The Freakish Light of Velázquez's "Las meninas"

by on Oct.22, 2012

I am drawn today to “Las meninas,” surely one of the most mystifying leertexts of the Western canon.  I’m thinking about a standard interpretation of this painting:  how it registers, absorbs, and destroys itself as well as the viewer, who is figured as the king in the doorway, the “Master” of the gaze.

Then there are the girls aglow beneath all that empty dark space.  Isn’t their gaze at least as penetrating as the painter’s?
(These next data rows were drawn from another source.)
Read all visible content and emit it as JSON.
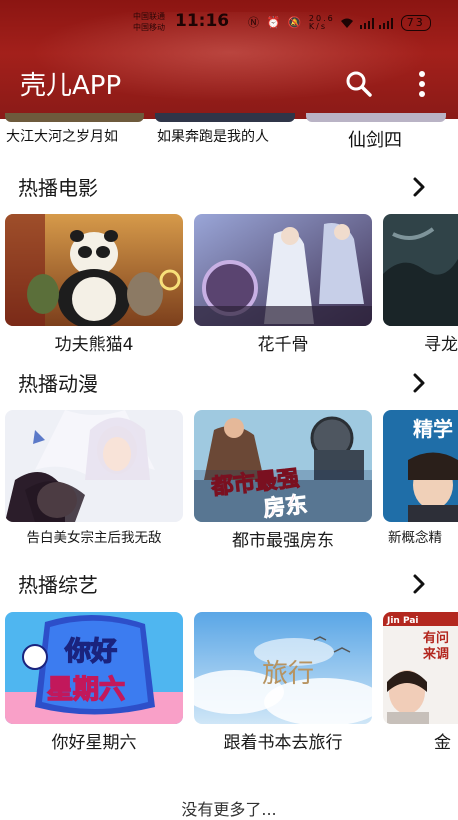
{
  "status_bar": {
    "carrier_1": "中国联通",
    "carrier_2": "中国移动",
    "time": "11:16",
    "speed": "20.6",
    "speed_unit": "K/s",
    "battery": "73"
  },
  "header": {
    "title": "壳儿APP"
  },
  "top_row": {
    "captions": [
      "大江大河之岁月如",
      "如果奔跑是我的人",
      "仙剑四"
    ]
  },
  "sections": [
    {
      "title": "热播电影",
      "items": [
        {
          "title": "功夫熊猫4"
        },
        {
          "title": "花千骨"
        },
        {
          "title": "寻龙"
        }
      ]
    },
    {
      "title": "热播动漫",
      "items": [
        {
          "title": "告白美女宗主后我无敌"
        },
        {
          "title": "都市最强房东"
        },
        {
          "title": "新概念精"
        }
      ]
    },
    {
      "title": "热播综艺",
      "items": [
        {
          "title": "你好星期六"
        },
        {
          "title": "跟着书本去旅行"
        },
        {
          "title": "金"
        }
      ]
    }
  ],
  "poster_text": {
    "city_landlord_line1": "都市最强",
    "city_landlord_line2": "房东",
    "jing_xue": "精学",
    "hello_sat_top": "你好",
    "hello_sat_bottom": "星期六",
    "travel": "旅行",
    "jinpai": "Jin Pai",
    "jinpai_line1": "有问",
    "jinpai_line2": "来调"
  },
  "footer": {
    "text": "没有更多了..."
  }
}
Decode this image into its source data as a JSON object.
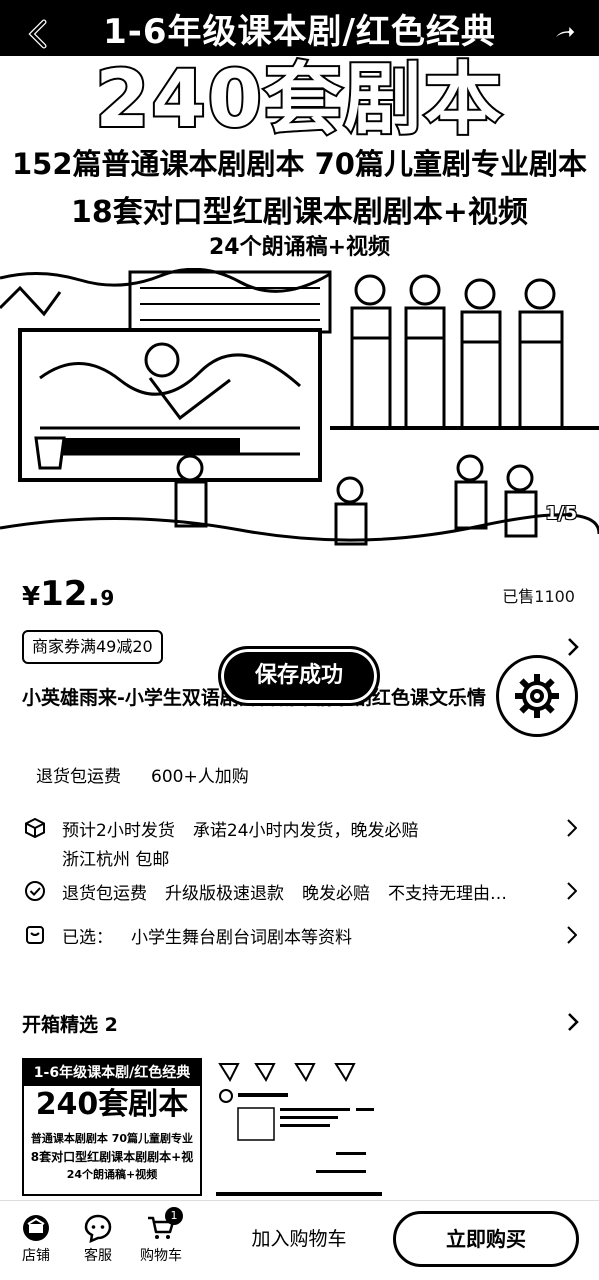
{
  "banner": {
    "header": "1-6年级课本剧/红色经典",
    "big_title": "240套剧本",
    "line1": "152篇普通课本剧剧本 70篇儿童剧专业剧本",
    "line2": "18套对口型红剧课本剧剧本+视频",
    "line3": "24个朗诵稿+视频"
  },
  "image_counter": "1/5",
  "price": {
    "currency": "¥",
    "integer": "12.",
    "decimal": "9"
  },
  "sold": "已售1100",
  "coupon": "商家券满49减20",
  "toast": "保存成功",
  "title": "小英雄雨来-小学生双语剧舞台剧本情景剧红色课文乐情",
  "tags": [
    "退货包运费",
    "600+人加购"
  ],
  "shipping": {
    "eta": "预计2小时发货",
    "promise": "承诺24小时内发货，晚发必赔",
    "origin": "浙江杭州 包邮"
  },
  "service": [
    "退货包运费",
    "升级版极速退款",
    "晚发必赔",
    "不支持无理由…"
  ],
  "selected": {
    "label": "已选：",
    "value": "小学生舞台剧台词剧本等资料"
  },
  "unboxing": {
    "title": "开箱精选 2",
    "thumb1": {
      "header": "1-6年级课本剧/红色经典",
      "big": "240套剧本",
      "l1": "普通课本剧剧本 70篇儿童剧专业",
      "l2": "8套对口型红剧课本剧剧本+视",
      "l3": "24个朗诵稿+视频"
    }
  },
  "bottom_bar": {
    "store": "店铺",
    "service": "客服",
    "cart": "购物车",
    "cart_count": "1",
    "add_to_cart": "加入购物车",
    "buy_now": "立即购买"
  }
}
If the painting occupies us like a phallus as it closes the distance between viewer and canvas, I’m tempted to ask,

but what about the children? 

For me, the girls are the excessive remainder of the image.  They are the violent birthing of  seedlings commanded by the sun, or perhaps a fluorescent bulb.   As Genet wrote, “the violence of a bud bursting forth–against all expectation and against every impediment–always moves us.”  Having already decentered all adults within the frame, men and women alike, the girls and their dog thus radiate a frightening possibility.  What if their gaze were about to break off; what if their secretive canine-child alliance were pregnant with us as its commandments.  Guided only by the misty promise of emergence and incipience, of a feeling of suspension at the cusp of revelation, we are lucky to embody such birth again and again without ever growing up.  This is, I think, the call of arrested development.  As the painting devours me, must I not always push out of its belly/doorway, compelled to ‘throw shade’ back at its gaze by emitting my own optic blast: 

an artful, freakish, embryonic light.